Not a bad idea on the small scale, if we're talking about one "wife" rather than a townfull. Perhaps even the basis for a dread golem's creation by the caliban, itself? But for mass-production replacement, social outcasts probably wouldn't cut it, as they wouldn't, by definition, have sufficient "pull" to back such a large-scale operation as Stepford.

As for Dominic, I'm not sure if he'd actually find a golem very satisfying as companionship. Remember, being in the company of anyone he can't mentally influence -- his own descendents included -- tends to creep him out. Wouldn't he inevitably come to suspect the golem's maker of having wired some hidden agenda into it?

Posted: Sat Jul 19, 2008 4:11 pm
by DeepShadow of FoS
I wasn't thinking of making it an actual entire village.

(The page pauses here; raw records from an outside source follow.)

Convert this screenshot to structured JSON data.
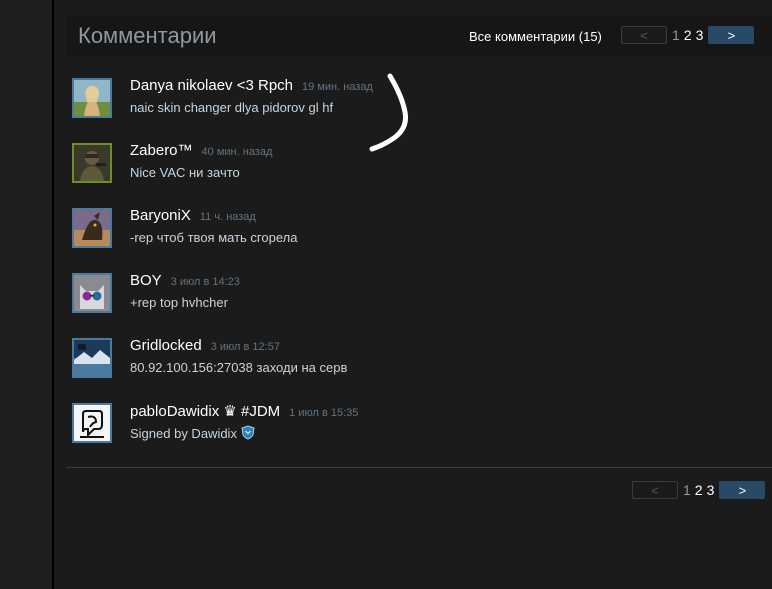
{
  "header": {
    "title": "Комментарии",
    "all_comments": "Все комментарии (15)"
  },
  "pager": {
    "prev_label": "<",
    "next_label": ">",
    "pages": [
      "1",
      "2",
      "3"
    ],
    "current_page": "1"
  },
  "comments": [
    {
      "author": "Danya nikolaev <3 Rpch",
      "timestamp": "19 мин. назад",
      "text": "naic skin changer dlya pidorov gl hf"
    },
    {
      "author": "Zabero™",
      "timestamp": "40 мин. назад",
      "text": "Nice VAC ни зачто"
    },
    {
      "author": "BaryoniX",
      "timestamp": "11 ч. назад",
      "text": "-rep чтоб твоя мать сгорела"
    },
    {
      "author": "BOY",
      "timestamp": "3 июл в 14:23",
      "text": "+rep top hvhcher"
    },
    {
      "author": "Gridlocked",
      "timestamp": "3 июл в 12:57",
      "text": "80.92.100.156:27038 заходи на серв"
    },
    {
      "author": "pabloDawidix ♛ #JDM",
      "timestamp": "1 июл в 15:35",
      "text": "Signed by Dawidix"
    }
  ],
  "colors": {
    "background": "#1b1b1b",
    "header_bg": "#161616",
    "accent_button": "#284a66",
    "author_text": "#ffffff",
    "comment_text": "#c6d4df",
    "timestamp_text": "#63737f"
  }
}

Perhaps it would work better as a discrete marriage counselor/matchmaker for nobles in many domains, or even as a mail-order bride service. Perhaps throw in a little bit of Boys from Brazil, with men from wildly different parts of the Core finding out their wives are identical.

It's a good point, though, about what kinds of wives men are looking for in different areas. In the different remakes and sequels, there have been changes regarding the motives of the men. Though the latest remake was awful, one thing I liked was how the women had all been more successful than their husbands, and the men had felt shoved aside. This is but one way to adapt this to the culture of the times.

If we do this for RL, we might look to areas where women are getting more powerful, or where the society is getting more patriarchal. Borca has arranged marriages, which are notorious for dissatisfaction, so that's a possibility, too. The nobles of Nova Vaasa are probably known for arranged marriages. Then again, maybe these are individual cases scattered through many domains.

Even supposing that the two main priorities of men are money and an heir, this doesn't eliminate all our options. Perhaps these replacements would take place later, after the ink is dry on the inheritance and the kids have all been born. For an older man, this would allow him to have his wife back at a younger age, even! I'm envisioning an exotic resort where women come back young and vigorous....and not inclined to nag anymore. Who could refuse?